11 januari 2016

Moet er in de hieronder vermelde VZW’s een commissaris worden benoemd en moeten hun cijfers mee worden opgenomen in de consolidatie?

 

Een grote groep bestaande uit een zestal ondernemingen (bvba's en nv’s) die conform het Wetboek van vennootschappen / Wetboek van vennootschappen en verenigingen een geconsolideerde jaarrekening opstelt en in elke onderneming een commissaris heeft benoemd, gaat over tot de oprichting van enkele VZW’s.

De “belangrijkste” leden van de VZW’s zijn rechtspersonen van deze grote groep of bestuurders van de ondernemingen in deze groep. Daarnaast zijn de maatschappelijke doelen van de VZW’s duidelijk verwant met de activiteiten van de groep.

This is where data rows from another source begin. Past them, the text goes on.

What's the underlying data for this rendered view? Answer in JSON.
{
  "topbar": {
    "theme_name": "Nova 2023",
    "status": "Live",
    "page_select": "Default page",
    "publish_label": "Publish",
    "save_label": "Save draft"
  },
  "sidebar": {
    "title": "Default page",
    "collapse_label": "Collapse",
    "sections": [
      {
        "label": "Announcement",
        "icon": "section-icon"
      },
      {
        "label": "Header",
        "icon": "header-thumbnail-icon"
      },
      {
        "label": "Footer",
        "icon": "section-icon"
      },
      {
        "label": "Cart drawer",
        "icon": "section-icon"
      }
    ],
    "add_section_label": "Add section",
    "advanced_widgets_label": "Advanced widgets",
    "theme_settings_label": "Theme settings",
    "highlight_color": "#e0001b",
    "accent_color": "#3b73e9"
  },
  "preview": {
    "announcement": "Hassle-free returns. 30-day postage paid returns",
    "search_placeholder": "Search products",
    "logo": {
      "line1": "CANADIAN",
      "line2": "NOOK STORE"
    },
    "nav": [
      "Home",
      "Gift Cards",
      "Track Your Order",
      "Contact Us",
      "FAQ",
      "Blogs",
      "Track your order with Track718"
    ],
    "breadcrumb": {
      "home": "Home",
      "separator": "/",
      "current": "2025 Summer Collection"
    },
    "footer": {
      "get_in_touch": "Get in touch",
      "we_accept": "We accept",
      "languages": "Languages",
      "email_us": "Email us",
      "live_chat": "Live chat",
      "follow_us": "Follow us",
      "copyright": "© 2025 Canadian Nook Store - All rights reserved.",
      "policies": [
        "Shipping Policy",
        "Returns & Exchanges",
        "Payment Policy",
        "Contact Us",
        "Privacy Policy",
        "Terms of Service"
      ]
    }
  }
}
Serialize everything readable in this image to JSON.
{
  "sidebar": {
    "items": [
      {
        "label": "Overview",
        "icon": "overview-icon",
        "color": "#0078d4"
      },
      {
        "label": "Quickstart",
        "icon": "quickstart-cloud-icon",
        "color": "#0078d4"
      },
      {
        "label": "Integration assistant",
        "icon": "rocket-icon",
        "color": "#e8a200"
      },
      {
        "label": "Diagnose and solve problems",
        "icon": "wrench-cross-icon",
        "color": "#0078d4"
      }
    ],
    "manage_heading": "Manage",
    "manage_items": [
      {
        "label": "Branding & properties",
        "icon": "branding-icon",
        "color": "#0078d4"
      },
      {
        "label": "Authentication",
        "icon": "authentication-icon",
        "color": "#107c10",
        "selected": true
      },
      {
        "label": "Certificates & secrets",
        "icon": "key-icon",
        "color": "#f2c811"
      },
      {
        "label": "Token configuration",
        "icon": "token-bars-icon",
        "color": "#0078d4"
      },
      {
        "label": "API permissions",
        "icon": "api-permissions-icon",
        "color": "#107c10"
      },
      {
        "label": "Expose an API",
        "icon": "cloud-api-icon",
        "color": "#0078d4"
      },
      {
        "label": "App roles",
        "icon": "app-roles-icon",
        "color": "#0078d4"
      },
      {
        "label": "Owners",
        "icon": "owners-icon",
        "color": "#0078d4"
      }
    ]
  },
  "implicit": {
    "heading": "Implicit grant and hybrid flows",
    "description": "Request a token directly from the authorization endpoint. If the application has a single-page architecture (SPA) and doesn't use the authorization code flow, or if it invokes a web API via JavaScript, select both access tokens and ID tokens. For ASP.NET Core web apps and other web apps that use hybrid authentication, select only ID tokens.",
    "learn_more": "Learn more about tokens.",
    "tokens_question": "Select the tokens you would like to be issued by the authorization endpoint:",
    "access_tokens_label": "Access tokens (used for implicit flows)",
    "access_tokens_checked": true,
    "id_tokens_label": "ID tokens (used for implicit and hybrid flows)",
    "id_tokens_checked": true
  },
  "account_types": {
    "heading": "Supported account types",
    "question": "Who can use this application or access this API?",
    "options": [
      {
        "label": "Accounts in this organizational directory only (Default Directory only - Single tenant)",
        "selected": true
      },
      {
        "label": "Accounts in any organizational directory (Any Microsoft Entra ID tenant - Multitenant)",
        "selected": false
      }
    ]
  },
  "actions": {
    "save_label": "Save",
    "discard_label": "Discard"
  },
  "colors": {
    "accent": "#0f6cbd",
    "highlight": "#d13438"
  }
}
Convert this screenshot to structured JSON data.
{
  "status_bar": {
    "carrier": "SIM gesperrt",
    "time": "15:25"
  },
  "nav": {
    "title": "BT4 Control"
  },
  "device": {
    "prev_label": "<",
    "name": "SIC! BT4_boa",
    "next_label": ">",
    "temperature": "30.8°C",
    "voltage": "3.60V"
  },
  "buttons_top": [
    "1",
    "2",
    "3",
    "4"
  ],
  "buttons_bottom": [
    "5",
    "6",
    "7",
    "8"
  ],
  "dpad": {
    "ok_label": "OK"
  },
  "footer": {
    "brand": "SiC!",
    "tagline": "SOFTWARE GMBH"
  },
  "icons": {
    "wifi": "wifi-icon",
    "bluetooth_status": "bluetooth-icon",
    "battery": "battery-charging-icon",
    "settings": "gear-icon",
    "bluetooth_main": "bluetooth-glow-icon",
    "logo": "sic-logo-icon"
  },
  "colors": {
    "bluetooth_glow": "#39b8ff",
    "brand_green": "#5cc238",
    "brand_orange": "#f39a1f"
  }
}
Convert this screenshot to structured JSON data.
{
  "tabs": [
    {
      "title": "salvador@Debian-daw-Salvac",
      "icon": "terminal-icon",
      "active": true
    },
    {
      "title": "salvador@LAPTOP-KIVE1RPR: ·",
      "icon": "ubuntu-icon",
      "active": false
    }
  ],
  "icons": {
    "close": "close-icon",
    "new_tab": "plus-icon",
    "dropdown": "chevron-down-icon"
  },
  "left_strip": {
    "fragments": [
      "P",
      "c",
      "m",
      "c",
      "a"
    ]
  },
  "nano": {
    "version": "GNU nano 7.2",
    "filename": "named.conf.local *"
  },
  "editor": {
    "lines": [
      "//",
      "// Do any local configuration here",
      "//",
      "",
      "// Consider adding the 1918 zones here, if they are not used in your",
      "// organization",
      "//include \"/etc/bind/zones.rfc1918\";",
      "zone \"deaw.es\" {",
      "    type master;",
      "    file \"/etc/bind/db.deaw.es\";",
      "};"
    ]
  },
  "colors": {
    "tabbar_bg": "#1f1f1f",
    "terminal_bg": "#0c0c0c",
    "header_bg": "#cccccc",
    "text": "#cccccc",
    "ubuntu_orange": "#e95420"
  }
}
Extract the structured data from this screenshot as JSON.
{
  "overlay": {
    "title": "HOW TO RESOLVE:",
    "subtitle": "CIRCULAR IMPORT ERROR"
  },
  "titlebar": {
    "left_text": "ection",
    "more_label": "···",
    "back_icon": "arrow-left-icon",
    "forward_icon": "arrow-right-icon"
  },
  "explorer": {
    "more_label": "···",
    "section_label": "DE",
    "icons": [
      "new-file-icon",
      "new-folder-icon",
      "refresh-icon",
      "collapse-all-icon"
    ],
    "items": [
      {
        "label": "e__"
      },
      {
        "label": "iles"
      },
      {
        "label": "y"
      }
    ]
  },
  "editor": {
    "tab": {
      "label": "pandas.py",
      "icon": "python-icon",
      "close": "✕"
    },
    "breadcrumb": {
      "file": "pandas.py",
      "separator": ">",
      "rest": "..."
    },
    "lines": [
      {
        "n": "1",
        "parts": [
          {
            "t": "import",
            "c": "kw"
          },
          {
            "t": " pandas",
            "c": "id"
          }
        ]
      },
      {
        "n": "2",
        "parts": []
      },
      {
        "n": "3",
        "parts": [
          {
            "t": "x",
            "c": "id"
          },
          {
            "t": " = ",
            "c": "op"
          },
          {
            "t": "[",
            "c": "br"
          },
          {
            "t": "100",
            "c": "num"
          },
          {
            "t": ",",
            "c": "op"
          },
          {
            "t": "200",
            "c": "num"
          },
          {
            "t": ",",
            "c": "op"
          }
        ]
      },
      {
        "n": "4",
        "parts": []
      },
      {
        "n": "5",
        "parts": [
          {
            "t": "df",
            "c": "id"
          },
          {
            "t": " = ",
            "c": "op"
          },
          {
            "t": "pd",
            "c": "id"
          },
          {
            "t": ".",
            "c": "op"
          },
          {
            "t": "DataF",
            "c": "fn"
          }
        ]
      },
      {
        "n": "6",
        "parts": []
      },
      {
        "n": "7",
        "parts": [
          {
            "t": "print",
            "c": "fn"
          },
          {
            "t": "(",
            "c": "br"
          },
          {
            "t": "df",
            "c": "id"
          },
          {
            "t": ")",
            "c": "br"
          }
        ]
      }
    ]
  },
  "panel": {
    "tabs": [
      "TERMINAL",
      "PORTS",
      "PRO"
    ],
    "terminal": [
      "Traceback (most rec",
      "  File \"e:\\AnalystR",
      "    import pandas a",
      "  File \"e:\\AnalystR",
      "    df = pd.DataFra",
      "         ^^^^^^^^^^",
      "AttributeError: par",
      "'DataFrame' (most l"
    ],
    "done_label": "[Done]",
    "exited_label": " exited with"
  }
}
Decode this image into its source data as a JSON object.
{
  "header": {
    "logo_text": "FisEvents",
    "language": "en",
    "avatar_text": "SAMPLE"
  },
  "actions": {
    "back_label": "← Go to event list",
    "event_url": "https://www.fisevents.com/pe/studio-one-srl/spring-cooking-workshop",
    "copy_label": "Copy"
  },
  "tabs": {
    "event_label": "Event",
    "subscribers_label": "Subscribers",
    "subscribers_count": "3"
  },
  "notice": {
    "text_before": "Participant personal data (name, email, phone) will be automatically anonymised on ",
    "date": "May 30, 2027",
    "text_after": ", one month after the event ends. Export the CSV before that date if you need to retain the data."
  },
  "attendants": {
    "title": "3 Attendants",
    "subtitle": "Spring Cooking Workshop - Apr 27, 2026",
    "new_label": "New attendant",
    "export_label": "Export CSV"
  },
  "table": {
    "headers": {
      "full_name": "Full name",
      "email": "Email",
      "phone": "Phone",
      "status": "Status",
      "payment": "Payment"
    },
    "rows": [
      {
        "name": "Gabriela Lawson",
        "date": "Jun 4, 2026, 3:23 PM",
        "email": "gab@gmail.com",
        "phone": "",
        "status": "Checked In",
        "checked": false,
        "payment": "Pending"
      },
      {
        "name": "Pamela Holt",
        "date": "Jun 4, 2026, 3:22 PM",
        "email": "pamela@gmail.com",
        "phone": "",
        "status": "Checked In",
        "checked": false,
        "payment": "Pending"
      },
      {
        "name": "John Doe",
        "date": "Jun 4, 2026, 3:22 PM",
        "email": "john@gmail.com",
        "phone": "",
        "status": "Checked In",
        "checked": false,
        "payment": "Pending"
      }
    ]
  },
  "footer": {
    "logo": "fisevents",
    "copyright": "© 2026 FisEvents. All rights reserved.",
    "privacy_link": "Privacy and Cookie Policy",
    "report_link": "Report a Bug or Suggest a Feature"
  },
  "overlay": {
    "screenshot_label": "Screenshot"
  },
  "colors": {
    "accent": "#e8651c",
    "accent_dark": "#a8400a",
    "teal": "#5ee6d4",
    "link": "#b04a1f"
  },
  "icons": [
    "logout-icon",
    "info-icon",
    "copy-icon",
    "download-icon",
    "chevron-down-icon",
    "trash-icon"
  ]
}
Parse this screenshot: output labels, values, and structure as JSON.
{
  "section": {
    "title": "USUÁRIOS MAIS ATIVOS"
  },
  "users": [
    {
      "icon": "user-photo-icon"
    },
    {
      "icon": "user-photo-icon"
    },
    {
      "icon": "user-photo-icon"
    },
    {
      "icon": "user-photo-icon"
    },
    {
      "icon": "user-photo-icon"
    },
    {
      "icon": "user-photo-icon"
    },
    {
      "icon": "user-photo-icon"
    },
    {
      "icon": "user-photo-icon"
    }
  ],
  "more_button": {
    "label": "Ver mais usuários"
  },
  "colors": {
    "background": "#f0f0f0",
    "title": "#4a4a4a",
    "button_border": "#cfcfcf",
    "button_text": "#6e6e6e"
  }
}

De VZW’s moeten individueel bekeken geen commissaris benoemen (criteria in artikel 1:28, § 1 van het Wetboek van vennootschappen en verenigingen worden niet overschreden).

De VZW’s zijn niet van verwaarloosbare aard.

In de statuten van de VZW's wordt aangegeven dat ze enkel een commissaris zullen benoemen indien ze hiertoe wettelijk zijn verplicht.

 

Als antwoord op de eerste vraag kan het ICCI melden dat, in het Belgisch (boekhoud)recht, de criteria voor de bepaling van de omvang van een VZW (en voor de aanstelling van een commissaris) niet op geconsolideerde basis worden beoordeeld. Bovendien rust er in de Belgische wetgeving geen enkele consolidatieverplichting op VZW’s (FOD Justitie, Het nieuw boekhoudkundig stelsel van de grote en zeer grote verenigingen, 26 september 2010, http://justitie.belgium.be/nl/publicaties/het_nieuw_boekhoudkundig_stelsel_van_de_grote_en_zeer_grote_verenigingen.jsp?referer=tcm:265-138650-64, p 9, punt 1.7. (Deze brochure dateert van 2004. De inhoud kan op bepaalde vlakken verouderd zijn. Een heruitgave is gepland in 2019); E. De Lembre, Y. Tiberghien en C. Vanhee, VZW jaarrekeningzakboekje: Boekhouding en jaarrekening van verenigingen en stichtingen, Mechelen, Kluwer, 2015, p. 375).

In de geschetste situatie moeten de VZW’s bijgevolg geen commissaris benoemen indien zij hiervoor individueel te klein zijn, aangezien het concept van “groep” niet bestaat voor VZW’s in de Belgische wetgeving.

Zoals vermeld door de heren A. Kilesse en E. Vanderstappen, zouden sommige VZW’s kunnen overwegen om hun activiteiten over meerdere verbonden VZW’s te spreiden om aan de controleverplichting door een commissaris te ontsnappen (A. Kilesse en E. Vanderstappen, “De commissaris” in De VZW, Marleen Denef (editor), Brugge, die Keure, 2015, nr. 193, p. 294; zie ook Studies IBR 2004, Audit in de VZW-context, Brussel, 2004, p. 300).

Het is weliswaar passend in herinnering te brengen dat VZW’s wel de verbonden entiteiten dienen op te nemen in de balans en informatie hieromtrent te verschaffen in de toelichting in de staat betreffende de financiële vaste activa van hun enkelvoudige jaarrekening (E. De Lembre, Y. Tiberghien en C. Vanhee, op.cit., p. 375).

Als antwoord op de tweede vraag bevestigt het ICCI dat er, in principe, geen juridische grondslag bestaat om de groep van vennootschappen te verplichten de desbetreffende VZW’s op te nemen in de consolidatie.  De verplichting tot consolidatie vloeit immers voort uit de notie van “controle”. Alhoewel de VZW’s duidelijk “verbonden” zijn met de groep door de aanwezigheid van vennootschappen of bestuurders als leden van de VZW’s, kan men nooit spreken van “controle” of “eigendom” in het geval van VZW’s. Het ICCI meent wel dat het bestaan van de verbonden VZW’s moet worden toegelicht in de geconsolideerde jaarrekening van de groep.